Google has announced the development of a new family of generative AI models called LearnLM, which have been fine-tuned for learning. This collaboration between Google’s DeepMind AI research division and Google Research aims to provide conversational tutoring to students across various subjects. These models, built on top of Google’s Gemini models, are already being used in several Google products, including YouTube, Google Search, and Google Classroom.
According to James Manyika, SVP of research, technology, and society at Google Research, LearnLM is grounded in educational research, making learning experiences more personal and engaging. During a keynote at Google’s I/O developer conference, Manyika highlighted the potential of LearnLM in simplifying and improving the process of lesson planning in Google Classroom. By working with educators, LearnLM could help teachers discover new ideas, content, and activities tailored to the needs of specific student cohorts.
LearnLM is already powering Circle to Search on Android, a feature that helps solve basic math and physics problems. In the future, it will be able to understand more complex problems involving symbolic formulas, diagrams, and graphs. Additionally, LearnLM is being used on YouTube (only on Android in the U.S. for now) to enable users watching academic videos to ask clarifying questions, get explanations, or take quizzes based on the content they are viewing.

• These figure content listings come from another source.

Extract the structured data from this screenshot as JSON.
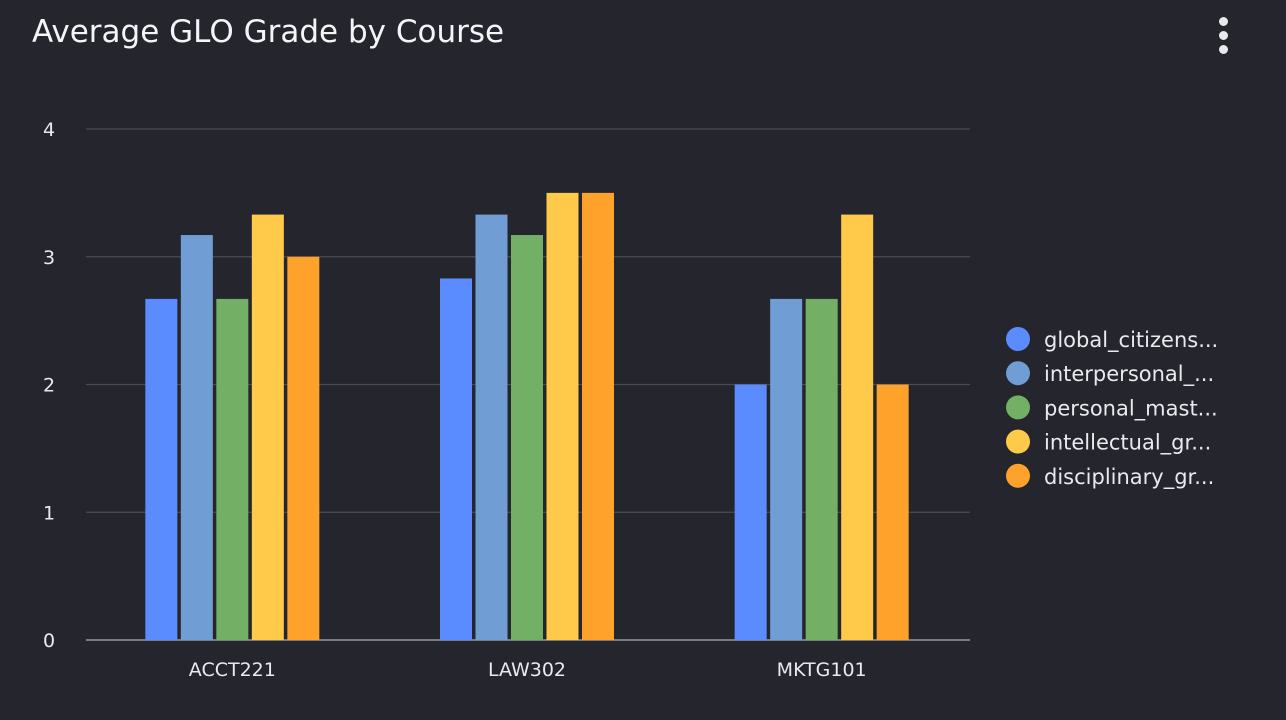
{
  "widget": {
    "title": "Average GLO Grade by Course",
    "menu_icon": "vertical-ellipsis-icon"
  },
  "chart_data": {
    "type": "bar",
    "title": "Average GLO Grade by Course",
    "xlabel": "",
    "ylabel": "",
    "ylim": [
      0,
      4
    ],
    "yticks": [
      "0",
      "1",
      "2",
      "3",
      "4"
    ],
    "grid": true,
    "legend_position": "right",
    "categories": [
      "ACCT221",
      "LAW302",
      "MKTG101"
    ],
    "series": [
      {
        "name": "global_citizens...",
        "color": "#5b8cff",
        "values": [
          2.67,
          2.83,
          2.0
        ]
      },
      {
        "name": "interpersonal_...",
        "color": "#6f9dd4",
        "values": [
          3.17,
          3.33,
          2.67
        ]
      },
      {
        "name": "personal_mast...",
        "color": "#73b066",
        "values": [
          2.67,
          3.17,
          2.67
        ]
      },
      {
        "name": "intellectual_gr...",
        "color": "#ffc94a",
        "values": [
          3.33,
          3.5,
          3.33
        ]
      },
      {
        "name": "disciplinary_gr...",
        "color": "#ffa22c",
        "values": [
          3.0,
          3.5,
          2.0
        ]
      }
    ]
  }
}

In the coming months, LearnLM will be integrated into Google’s Gemini apps, allowing users to create custom chatbots that act as subject-matter experts. These chatbots will provide study guidance, practice activities like quizzes and games, and will respect each learner’s individual preferences.
Google plans to extend LearnLM beyond its own products through partnerships with organizations such as Columbia Teachers College, Arizona State University, NYU Tisch, and Khan Academy. This collaboration aims to explore how LearnLM can be utilized in different educational contexts.
While LearnLM shows promise in revolutionizing learning and education, a technical paper detailing its development highlights a few limitations. LearnLM struggles with maintaining an encouraging tone and has difficulty identifying correct answers compared to the vanilla Gemini models. However, it excels at identifying mistakes. There is also a risk of hallucinations, where LearnLM may generate false information in response to the prompts it receives.
The co-authors of the paper caution against using LearnLM in apps without further evaluation and analysis of potential harms specific to those apps. They suggest that Google has performed such evaluations and analyses for its own apps. It is crucial for the sake of students and educators that Google ensures the reliability and accuracy of LearnLM’s responses.
Overall, LearnLM represents an exciting development in the field of generative AI models for education. With the potential to personalize and enhance learning experiences, it has the power to make knowledge more accessible and useful. However, it is essential to address the limitations and risks associated with AI models to ensure their effectiveness and ethical use in educational settings.